Geneva (6 June, 2013) - United Nations human rights experts have voiced grave concern that two Russian non-governmental organizations that gave evidence to the UN Committee against Torture have been charged by Russian prosecutors.
The Anti-Discrimination Centre Memorial in St Petersburg and the Public Verdict Foundation in Moscow were charged in April and May respectively with allegedly violating legislation under which non-profit organizations involved in political activity must register as "foreign agents" if they receive money from abroad.
Committee against Torture Chairperson Claudio Grossman and the Committee’s Rapporteur on Reprisals George Tugushi said they had been informed that extracts from the groups’ submissions to the Committee last November had been cited as a basis for the charges.
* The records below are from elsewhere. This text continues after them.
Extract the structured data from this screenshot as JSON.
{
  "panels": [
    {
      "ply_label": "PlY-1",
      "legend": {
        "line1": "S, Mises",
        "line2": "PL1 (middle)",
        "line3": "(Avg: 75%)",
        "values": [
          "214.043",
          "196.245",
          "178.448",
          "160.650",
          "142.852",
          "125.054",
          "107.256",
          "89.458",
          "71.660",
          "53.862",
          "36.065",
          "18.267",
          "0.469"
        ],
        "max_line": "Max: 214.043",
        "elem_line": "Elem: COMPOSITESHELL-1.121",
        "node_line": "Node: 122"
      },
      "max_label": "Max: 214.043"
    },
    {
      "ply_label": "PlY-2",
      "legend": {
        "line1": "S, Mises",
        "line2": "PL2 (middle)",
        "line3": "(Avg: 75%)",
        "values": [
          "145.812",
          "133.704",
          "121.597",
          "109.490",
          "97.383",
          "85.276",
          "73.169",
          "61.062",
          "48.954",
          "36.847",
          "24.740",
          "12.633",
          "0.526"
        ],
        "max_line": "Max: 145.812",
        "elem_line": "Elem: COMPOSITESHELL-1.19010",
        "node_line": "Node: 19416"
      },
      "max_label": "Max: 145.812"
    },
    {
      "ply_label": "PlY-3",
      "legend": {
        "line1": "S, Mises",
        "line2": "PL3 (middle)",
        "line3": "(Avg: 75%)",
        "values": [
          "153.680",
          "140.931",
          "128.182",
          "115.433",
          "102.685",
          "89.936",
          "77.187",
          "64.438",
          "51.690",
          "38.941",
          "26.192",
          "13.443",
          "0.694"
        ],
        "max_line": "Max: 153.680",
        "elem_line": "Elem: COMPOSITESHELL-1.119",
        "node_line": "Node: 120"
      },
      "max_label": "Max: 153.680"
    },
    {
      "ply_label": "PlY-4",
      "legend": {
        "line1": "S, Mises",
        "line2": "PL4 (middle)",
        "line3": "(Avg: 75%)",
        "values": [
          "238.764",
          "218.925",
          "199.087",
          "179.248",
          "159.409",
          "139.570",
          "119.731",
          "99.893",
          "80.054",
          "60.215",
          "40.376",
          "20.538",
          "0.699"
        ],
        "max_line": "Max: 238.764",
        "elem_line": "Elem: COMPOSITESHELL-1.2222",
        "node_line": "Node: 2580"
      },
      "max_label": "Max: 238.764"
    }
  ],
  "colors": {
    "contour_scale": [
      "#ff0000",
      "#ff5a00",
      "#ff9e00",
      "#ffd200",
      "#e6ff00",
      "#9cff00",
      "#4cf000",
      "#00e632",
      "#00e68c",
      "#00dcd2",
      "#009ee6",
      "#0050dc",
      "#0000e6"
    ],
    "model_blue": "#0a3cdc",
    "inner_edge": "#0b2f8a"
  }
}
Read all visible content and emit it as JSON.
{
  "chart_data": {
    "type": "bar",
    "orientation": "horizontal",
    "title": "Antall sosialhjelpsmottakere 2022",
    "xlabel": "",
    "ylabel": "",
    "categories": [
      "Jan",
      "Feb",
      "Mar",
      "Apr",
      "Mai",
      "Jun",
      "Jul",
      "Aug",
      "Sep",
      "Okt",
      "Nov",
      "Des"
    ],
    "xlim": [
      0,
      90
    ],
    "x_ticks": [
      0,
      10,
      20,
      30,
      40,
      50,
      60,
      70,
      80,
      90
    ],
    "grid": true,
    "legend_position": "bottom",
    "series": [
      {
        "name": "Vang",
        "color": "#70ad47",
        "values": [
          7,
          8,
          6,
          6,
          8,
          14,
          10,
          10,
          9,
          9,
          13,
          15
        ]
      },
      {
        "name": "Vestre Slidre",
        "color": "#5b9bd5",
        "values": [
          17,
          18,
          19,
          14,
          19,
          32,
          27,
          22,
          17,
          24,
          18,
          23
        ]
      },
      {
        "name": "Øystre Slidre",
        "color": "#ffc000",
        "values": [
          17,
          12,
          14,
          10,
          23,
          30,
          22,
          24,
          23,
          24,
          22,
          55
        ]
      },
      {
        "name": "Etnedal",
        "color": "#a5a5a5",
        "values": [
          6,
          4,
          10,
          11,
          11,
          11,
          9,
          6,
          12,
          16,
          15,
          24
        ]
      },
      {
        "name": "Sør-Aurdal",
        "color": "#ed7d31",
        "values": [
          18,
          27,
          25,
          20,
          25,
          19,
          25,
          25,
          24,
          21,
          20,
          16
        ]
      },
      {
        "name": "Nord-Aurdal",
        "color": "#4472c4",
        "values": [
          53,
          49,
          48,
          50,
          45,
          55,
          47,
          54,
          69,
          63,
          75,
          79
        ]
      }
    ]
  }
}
They have written to the Russian ambassador to the United Nations in Geneva, Alexey Borodavkin, seeking urgent clarification and reassurances that Memorial, Public Verdict and other NGOs will not face any reprisals “as a result of their legitimate activities, including providing information to the Committee against Torture”.
The experts reminded the Russian authorities that reprisals would contravene the Convention against Torture, to which Russia is a party.
Under the Convention, “Steps shall be taken to ensure that the complainant and witnesses are protected against all ill-treatment or intimidation as a consequence of his complaint or any evidence given”, Mr Grossman and Mr Tugushi noted.
The action by prosecutors against Memorial and Public Verdict was, they wrote, “part of the worrying shift in the legislative environment governing the enjoyment of the freedoms of assembly, association, speech and information”.
They recalled that UN High Commissioner for Human Rights Navi Pillay last year expressed concern about legislative amendments in the Russian Federation.
On 14 May 2013, three UN independent human rights rapporteurs highlighted the “obstructive, intimidating and stigmatizing effects” of the law on non-commercial organizations (NCOs), which were being subjected to an “unprecedented wave of inspections”.
The Committee against Torture periodically reviews countries to monitor their implementation of the Convention against Torture and Other Cruel, Inhuman and Degrading Punishment.
The Russian Federation was among those countries examined in November 2012.
In its concluding report, the Committee Against Torture urged Russia to ensure no individual or group would be subjected to prosecution for communicating with or giving information to the Committee or other UN human rights bodies.